Despite my efforts, his foreskin won the battle. The pediatrician said it was “no big deal.” He said that when Owen grew up and began to have regular erections or became sexually active, the skin would pull itself apart. But it didn’t.
So there we were, in the hospital. Him crying as they poked him over and over. Me crying because, at the root of it, it was my fault.
Owen came out of surgery groggy and holding the newly cut, very sore part of himself.
This is a photo my daughter snapped of me holding him while he tried to stand up and use the bathroom.
Because of a procedure that would have been totally unnecessary if I had just left his penis alone in the first place.
I didn’t leave it alone though because his father said he should look like him, and my father said, “You’re not going to let him go through life wearing a turtleneck, are you?” Our pediatrician said it reduced the risk of cancer and the risk of UTI and was recommended.
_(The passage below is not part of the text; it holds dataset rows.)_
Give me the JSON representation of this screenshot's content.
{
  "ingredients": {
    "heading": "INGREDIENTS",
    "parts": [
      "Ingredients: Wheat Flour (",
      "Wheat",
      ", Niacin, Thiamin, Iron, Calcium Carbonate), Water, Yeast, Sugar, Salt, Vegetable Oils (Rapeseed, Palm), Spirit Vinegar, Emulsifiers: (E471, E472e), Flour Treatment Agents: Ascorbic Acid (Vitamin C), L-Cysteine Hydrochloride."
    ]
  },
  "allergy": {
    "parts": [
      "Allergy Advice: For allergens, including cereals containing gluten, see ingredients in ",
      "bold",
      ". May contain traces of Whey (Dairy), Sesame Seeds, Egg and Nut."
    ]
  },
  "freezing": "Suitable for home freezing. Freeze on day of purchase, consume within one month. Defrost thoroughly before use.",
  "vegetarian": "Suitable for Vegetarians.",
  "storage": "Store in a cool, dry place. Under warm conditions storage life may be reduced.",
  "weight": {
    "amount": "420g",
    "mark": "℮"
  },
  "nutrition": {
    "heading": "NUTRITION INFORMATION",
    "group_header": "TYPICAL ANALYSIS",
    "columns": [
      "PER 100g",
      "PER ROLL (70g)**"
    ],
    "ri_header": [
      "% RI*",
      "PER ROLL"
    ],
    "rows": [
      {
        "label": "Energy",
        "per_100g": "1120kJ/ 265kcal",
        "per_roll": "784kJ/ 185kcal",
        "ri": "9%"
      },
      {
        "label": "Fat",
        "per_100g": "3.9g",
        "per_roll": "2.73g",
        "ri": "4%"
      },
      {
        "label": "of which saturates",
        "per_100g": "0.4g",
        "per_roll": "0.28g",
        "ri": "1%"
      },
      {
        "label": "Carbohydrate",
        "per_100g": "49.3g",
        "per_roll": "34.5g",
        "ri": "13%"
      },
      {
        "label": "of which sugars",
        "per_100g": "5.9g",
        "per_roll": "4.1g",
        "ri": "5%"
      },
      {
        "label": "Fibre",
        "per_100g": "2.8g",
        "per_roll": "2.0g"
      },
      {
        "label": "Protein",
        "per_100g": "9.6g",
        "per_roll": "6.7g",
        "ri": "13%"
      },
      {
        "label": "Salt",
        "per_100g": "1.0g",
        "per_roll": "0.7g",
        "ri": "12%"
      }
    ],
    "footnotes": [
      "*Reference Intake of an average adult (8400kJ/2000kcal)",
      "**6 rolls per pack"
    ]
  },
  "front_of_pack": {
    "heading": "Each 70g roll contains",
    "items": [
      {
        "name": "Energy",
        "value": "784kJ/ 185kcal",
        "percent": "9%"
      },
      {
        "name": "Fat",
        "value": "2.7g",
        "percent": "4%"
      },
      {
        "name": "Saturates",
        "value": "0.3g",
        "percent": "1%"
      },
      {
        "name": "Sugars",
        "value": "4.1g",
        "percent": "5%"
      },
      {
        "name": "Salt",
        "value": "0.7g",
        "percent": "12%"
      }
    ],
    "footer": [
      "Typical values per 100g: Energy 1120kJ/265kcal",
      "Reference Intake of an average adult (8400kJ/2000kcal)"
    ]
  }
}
Most people in the nineties were circumcising their babies. I was most people.
He cried when they cut him. I heard it from the waiting room. They used an anesthetic, but he cried anyway. When they were done, I held him and cried with him and said I was sorry.
When he came out of surgery seventeen-and-a-half years later, I held him and cried with him and said I was sorry.
I am so sorry.
He’s fine now. Everything looks like it should and functions like it should. But I cannot escape the reality that all of this was completely avoidable.
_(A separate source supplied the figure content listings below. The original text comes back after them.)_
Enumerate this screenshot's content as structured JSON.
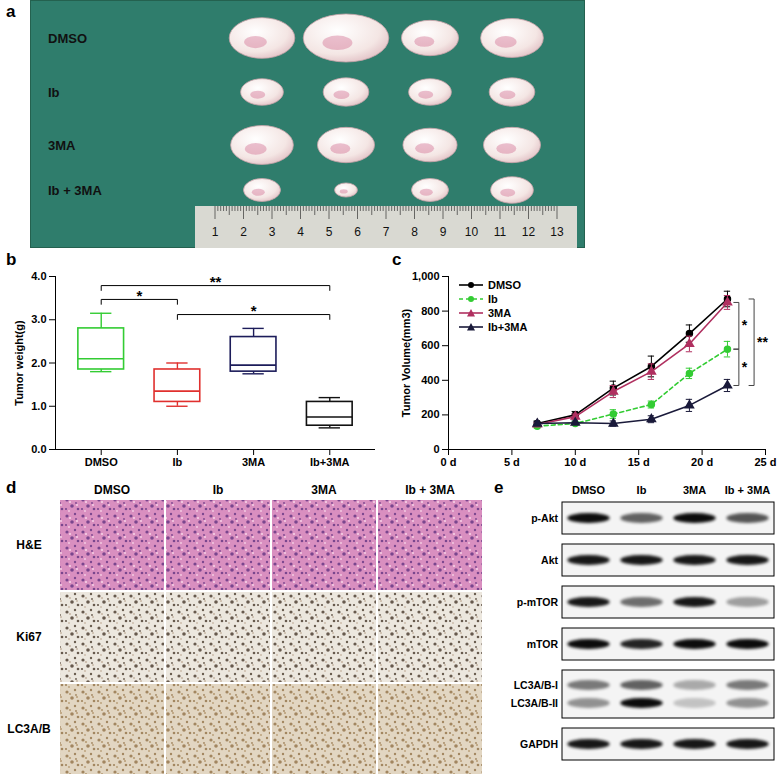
{
  "panels": [
    "a",
    "b",
    "c",
    "d",
    "e"
  ],
  "tumor_photo": {
    "groups": [
      "DMSO",
      "Ib",
      "3MA",
      "Ib + 3MA"
    ],
    "tumor_widths_cm": [
      [
        2.3,
        3.0,
        2.0,
        2.2
      ],
      [
        1.5,
        1.6,
        1.5,
        1.6
      ],
      [
        2.2,
        2.0,
        1.9,
        2.0
      ],
      [
        1.3,
        0.8,
        1.3,
        1.5
      ]
    ],
    "ruler_ticks": [
      1,
      2,
      3,
      4,
      5,
      6,
      7,
      8,
      9,
      10,
      11,
      12,
      13
    ]
  },
  "chart_data": [
    {
      "type": "box",
      "ylabel": "Tumor weight(g)",
      "categories": [
        "DMSO",
        "Ib",
        "3MA",
        "Ib+3MA"
      ],
      "stats": {
        "min": [
          1.8,
          1.0,
          1.75,
          0.5
        ],
        "q1": [
          1.85,
          1.1,
          1.8,
          0.55
        ],
        "median": [
          2.1,
          1.35,
          1.95,
          0.75
        ],
        "q3": [
          2.8,
          1.85,
          2.6,
          1.1
        ],
        "max": [
          3.15,
          2.0,
          2.8,
          1.2
        ]
      },
      "colors": [
        "#33cc33",
        "#e0302e",
        "#1c1c5a",
        "#111111"
      ],
      "ylim": [
        0,
        4
      ],
      "yticks": [
        0,
        1,
        2,
        3,
        4
      ],
      "significance": [
        {
          "from": "DMSO",
          "to": "Ib",
          "label": "*"
        },
        {
          "from": "Ib",
          "to": "Ib+3MA",
          "label": "*"
        },
        {
          "from": "DMSO",
          "to": "Ib+3MA",
          "label": "**"
        }
      ]
    },
    {
      "type": "line",
      "ylabel": "Tumor Volume(mm3)",
      "x": [
        7,
        10,
        13,
        16,
        19,
        22
      ],
      "xlim": [
        0,
        25
      ],
      "xticks": [
        {
          "value": 0,
          "label": "0 d"
        },
        {
          "value": 5,
          "label": "5 d"
        },
        {
          "value": 10,
          "label": "10 d"
        },
        {
          "value": 15,
          "label": "15 d"
        },
        {
          "value": 20,
          "label": "20 d"
        },
        {
          "value": 25,
          "label": "25 d"
        }
      ],
      "ylim": [
        0,
        1000
      ],
      "yticks": [
        0,
        200,
        400,
        600,
        800,
        1000
      ],
      "legend": "top-left",
      "series": [
        {
          "name": "DMSO",
          "color": "#000000",
          "marker": "circle",
          "line_style": "solid",
          "values": [
            150,
            200,
            355,
            480,
            670,
            870
          ],
          "errors": [
            15,
            20,
            40,
            60,
            50,
            45
          ]
        },
        {
          "name": "Ib",
          "color": "#33cc33",
          "marker": "circle",
          "line_style": "dashed",
          "values": [
            135,
            150,
            205,
            260,
            440,
            580
          ],
          "errors": [
            10,
            10,
            25,
            20,
            30,
            45
          ]
        },
        {
          "name": "3MA",
          "color": "#b03060",
          "marker": "triangle",
          "line_style": "solid",
          "values": [
            145,
            190,
            335,
            450,
            610,
            850
          ],
          "errors": [
            10,
            15,
            35,
            45,
            45,
            40
          ]
        },
        {
          "name": "Ib+3MA",
          "color": "#1a1a3a",
          "marker": "triangle",
          "line_style": "solid",
          "values": [
            150,
            155,
            150,
            175,
            255,
            370
          ],
          "errors": [
            10,
            10,
            15,
            20,
            35,
            35
          ]
        }
      ],
      "significance": [
        {
          "from": "3MA",
          "to": "Ib",
          "label": "*"
        },
        {
          "from": "Ib",
          "to": "Ib+3MA",
          "label": "*"
        },
        {
          "from": "DMSO",
          "to": "Ib+3MA",
          "label": "**"
        }
      ]
    }
  ],
  "histology": {
    "columns": [
      "DMSO",
      "Ib",
      "3MA",
      "Ib + 3MA"
    ],
    "rows": [
      "H&E",
      "Ki67",
      "LC3A/B"
    ]
  },
  "western_blot": {
    "lanes": [
      "DMSO",
      "Ib",
      "3MA",
      "Ib + 3MA"
    ],
    "rows": [
      {
        "labels": [
          "p-Akt"
        ],
        "intensity": [
          [
            0.95,
            0.6,
            0.95,
            0.65
          ]
        ]
      },
      {
        "labels": [
          "Akt"
        ],
        "intensity": [
          [
            0.9,
            0.9,
            0.9,
            0.9
          ]
        ]
      },
      {
        "labels": [
          "p-mTOR"
        ],
        "intensity": [
          [
            0.9,
            0.55,
            0.9,
            0.35
          ]
        ]
      },
      {
        "labels": [
          "mTOR"
        ],
        "intensity": [
          [
            0.95,
            0.85,
            0.95,
            0.95
          ]
        ]
      },
      {
        "labels": [
          "LC3A/B-I",
          "LC3A/B-II"
        ],
        "intensity": [
          [
            0.5,
            0.6,
            0.3,
            0.5
          ],
          [
            0.4,
            0.95,
            0.2,
            0.4
          ]
        ]
      },
      {
        "labels": [
          "GAPDH"
        ],
        "intensity": [
          [
            0.9,
            0.9,
            0.9,
            0.9
          ]
        ]
      }
    ]
  }
}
When I remarried ten years later and became pregnant, I approached the topic before we knew the sex of the baby. I made a plan to tell him about Owen and how much I regretted having cut him in the first place. Men so often want their sons to “look like them.” My husband is circumcised. I worried he would insist any son we have be as well.
His reply was direct and immediate, “No. We aren’t circumcising any baby we have. That’s torture. Also, it’s not our penis to cut.”
My pregnancy went along mostly as planned (except for the part where my pelvis started to come literally APART). I carried 10+ pounds of Max to term (and beyond) miserably. We labored at home with the intention to birth there as well, but when I’d been in labor more than 24 hours, we transferred to the hospital. When he finally was born, after an eternity of labor, he slid out with none of the fanfare you’d expect from someone that made you wait days in agony to meet them.
I spent my pregnancy taking care of myself the best I could. I ate wonderful food. I labored naturally in the water. He was born in a dimly lit room with just my midwife and one nurse present. I held him to my chest skin-to-skin for hours. Why would I want to try so hard to make his entry into the world so peaceful, only to disrupt that peace with a scalpel?
After his birth, there was no discussion of circumcision. Not even our pediatrician mentioned it. I hope that’s an indication of rates dropping.
Because circumcision rates are going down, but not fast enough.
In 2013, The Centers For Disease Control and Prevention (CDC) reported that hospital circumcision rates declined in the United States: from 64.5% in 1979 to 58.3% . That’s still more than half of babies born with penises. The data isn’t available yet, but I’d be willing to bet that number has dropped exponentially in the last five years.
It’s a hard decision for lots of folks. We see statistics that show reduced rates of cancer and some STIs, HIV transmission, UTI. People generally believe it’s cleaner (which is only true if you don’t clean it).
And then we see possible risks:
- Risk of bleeding and infection at the site of the circumcision
- Irritation of the glands
- Increased risk of meatitis (inflammation of the opening of the penis)
- Risk of injury to the penis
- And, with any surgical procedure where there is blood loss, there is a risk of death.
Where there is risk of death, I do not tread.
I agonised over the decision with my first two boys, but it wasn’t a hard decision for me when I had my third son. Circumcision was not on the table as an option. Max's body belongs to him. It's not my penis to cut.
For Owen's sake, I wish I had been brave enough to say that 18 years ago.